Health Care Expert Applauds NCQA for Developing New Quality Measures for Accountable Care Organizations with Consumer Input

Current Draft Reflects Patient-Centered Vision for New Health Care Model

WASHINGTON, D.C. — October 19, 2010 — This week the National Committee for Quality Assurance (NCQA) released draft criteria for Accountable Care Organizations (ACOs), a promising new model of health care delivery. A statement from Kirsten Sloan, Vice President of the National Partnership for Women & Families, follows. Sloan sits on the NCQA panel of experts responsible for developing the draft criteria.

“We applaud NCQA’s commitment to drafting these standards with consumer input and we are extremely encouraged that the draft standards currently reflect many of the needs of patients particularly those with multiple chronic conditions and their families.

ACOs are new provider-based models of health care delivery that seek to meet the health care needs of a defined population. This new model has the potential to improve the way care is delivered, but only if ACOs are designed and built in ways that result in truly patient-centered care. The NCQA standards were developed with the guidance of a multi-stakeholder task force, including representation from consumers and patients, which is key to making sure ACOs are patient- and family-centered.

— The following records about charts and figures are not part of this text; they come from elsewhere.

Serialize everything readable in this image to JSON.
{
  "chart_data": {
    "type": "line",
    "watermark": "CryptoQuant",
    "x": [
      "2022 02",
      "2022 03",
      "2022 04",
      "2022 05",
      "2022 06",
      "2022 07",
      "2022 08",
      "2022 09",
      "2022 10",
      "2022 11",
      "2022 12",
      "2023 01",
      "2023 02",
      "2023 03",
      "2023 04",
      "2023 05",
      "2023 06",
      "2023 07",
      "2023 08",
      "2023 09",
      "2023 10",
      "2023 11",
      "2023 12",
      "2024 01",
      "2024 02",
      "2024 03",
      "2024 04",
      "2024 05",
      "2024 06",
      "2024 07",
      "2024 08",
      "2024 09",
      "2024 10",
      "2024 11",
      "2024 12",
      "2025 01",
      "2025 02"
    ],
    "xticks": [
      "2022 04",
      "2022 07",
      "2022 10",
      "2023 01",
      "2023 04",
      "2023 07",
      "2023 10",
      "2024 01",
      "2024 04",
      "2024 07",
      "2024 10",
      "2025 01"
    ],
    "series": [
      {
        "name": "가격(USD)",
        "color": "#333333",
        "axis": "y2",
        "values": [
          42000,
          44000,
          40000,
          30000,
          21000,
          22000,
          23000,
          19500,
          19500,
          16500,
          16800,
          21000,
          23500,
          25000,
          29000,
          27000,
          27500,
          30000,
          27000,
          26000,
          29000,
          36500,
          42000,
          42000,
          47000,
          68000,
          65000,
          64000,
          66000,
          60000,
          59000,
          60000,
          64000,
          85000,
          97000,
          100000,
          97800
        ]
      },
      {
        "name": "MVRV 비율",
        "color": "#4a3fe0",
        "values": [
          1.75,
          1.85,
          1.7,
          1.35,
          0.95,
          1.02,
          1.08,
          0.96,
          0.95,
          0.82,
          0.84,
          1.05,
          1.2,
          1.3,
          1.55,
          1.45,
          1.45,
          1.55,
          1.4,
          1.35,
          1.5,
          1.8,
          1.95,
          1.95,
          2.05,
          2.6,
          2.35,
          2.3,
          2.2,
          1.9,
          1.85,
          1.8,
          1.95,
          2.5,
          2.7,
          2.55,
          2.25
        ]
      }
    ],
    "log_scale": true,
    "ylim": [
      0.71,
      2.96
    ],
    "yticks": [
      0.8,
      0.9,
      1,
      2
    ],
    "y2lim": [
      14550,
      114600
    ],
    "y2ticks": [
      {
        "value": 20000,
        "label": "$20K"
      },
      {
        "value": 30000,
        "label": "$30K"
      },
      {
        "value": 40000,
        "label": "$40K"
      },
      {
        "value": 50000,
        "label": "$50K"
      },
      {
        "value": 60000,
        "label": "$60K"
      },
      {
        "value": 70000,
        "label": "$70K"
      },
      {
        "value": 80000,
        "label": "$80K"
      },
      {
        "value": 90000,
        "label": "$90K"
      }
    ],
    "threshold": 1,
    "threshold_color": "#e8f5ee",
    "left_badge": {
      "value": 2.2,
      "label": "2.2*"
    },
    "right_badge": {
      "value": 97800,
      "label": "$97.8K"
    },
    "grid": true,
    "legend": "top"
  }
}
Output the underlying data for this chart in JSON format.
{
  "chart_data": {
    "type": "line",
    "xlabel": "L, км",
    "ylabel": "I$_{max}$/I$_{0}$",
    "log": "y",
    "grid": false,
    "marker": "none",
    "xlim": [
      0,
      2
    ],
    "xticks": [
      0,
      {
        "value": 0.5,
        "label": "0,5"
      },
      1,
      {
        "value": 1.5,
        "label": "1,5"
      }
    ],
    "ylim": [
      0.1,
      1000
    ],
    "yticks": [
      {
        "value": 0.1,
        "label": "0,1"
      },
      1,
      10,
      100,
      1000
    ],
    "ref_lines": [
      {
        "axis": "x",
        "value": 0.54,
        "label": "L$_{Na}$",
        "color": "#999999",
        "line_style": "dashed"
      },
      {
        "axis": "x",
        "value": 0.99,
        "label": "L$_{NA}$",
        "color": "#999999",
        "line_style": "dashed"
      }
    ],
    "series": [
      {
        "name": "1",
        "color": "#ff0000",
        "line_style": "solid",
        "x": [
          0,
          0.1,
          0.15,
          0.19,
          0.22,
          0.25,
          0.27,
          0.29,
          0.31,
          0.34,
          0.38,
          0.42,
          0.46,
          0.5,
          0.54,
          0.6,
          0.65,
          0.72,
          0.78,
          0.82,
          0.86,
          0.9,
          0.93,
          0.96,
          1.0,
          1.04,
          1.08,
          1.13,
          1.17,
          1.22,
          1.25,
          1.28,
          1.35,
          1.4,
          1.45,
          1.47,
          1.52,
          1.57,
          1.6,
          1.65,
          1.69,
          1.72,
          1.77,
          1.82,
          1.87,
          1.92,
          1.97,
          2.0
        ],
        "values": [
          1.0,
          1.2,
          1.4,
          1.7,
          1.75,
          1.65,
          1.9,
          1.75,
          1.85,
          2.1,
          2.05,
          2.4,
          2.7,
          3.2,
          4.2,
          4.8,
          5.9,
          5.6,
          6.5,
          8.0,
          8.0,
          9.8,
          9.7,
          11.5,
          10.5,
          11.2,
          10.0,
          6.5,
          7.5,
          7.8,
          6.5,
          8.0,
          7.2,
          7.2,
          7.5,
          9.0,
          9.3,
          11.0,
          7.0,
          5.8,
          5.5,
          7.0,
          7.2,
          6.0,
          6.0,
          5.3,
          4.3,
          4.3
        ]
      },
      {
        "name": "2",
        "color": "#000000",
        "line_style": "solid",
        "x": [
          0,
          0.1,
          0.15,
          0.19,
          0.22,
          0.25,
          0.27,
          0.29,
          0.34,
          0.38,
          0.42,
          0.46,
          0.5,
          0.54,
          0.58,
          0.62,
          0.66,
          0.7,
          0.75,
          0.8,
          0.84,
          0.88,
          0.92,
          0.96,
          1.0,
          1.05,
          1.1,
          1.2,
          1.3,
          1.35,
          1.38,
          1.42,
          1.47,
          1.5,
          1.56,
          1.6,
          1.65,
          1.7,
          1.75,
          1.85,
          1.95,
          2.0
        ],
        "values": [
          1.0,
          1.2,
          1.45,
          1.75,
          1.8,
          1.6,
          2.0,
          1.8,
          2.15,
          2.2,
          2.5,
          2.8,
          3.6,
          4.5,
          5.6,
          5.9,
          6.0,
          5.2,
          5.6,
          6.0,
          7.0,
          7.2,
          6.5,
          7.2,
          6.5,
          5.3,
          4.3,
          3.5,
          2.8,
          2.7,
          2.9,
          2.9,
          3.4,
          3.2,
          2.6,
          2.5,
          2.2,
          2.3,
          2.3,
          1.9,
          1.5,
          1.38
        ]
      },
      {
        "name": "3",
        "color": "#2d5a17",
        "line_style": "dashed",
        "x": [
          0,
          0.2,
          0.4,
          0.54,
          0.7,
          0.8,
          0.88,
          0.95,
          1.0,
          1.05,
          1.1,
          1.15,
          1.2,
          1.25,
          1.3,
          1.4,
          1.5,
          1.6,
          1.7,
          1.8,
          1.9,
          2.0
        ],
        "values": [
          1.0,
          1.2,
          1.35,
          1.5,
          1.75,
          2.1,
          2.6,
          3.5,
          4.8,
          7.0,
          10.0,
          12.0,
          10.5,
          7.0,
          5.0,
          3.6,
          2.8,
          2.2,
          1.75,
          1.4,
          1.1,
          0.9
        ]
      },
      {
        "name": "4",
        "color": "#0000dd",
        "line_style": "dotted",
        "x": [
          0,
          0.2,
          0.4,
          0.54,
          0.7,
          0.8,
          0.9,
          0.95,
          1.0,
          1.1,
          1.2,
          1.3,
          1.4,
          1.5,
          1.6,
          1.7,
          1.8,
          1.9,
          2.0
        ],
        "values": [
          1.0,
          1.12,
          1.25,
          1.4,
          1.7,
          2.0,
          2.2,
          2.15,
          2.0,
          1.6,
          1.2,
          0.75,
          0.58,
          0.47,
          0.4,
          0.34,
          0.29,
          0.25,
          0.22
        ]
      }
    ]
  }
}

NCQA now seeks public comment on the draft criteria, creating another important opportunity for consumer input.”

The National Partnership for Women & Families is a non-profit, non-partisan advocacy group dedicated to promoting fairness in the workplace, access to quality health care and policies that help women and men meet the dual demands of work and family.


The Campaign for Better Care is working to protect vulnerable older patients with multiple health problems and ensure they can access well-coordinated, quality health care. The Campaign for Better Care is led by the National Partnership for Women & Families, Community Catalyst, The Leadership Conference on Civil and Human Rights, and the National Health Law Program — and funded by The Atlantic Philanthropies.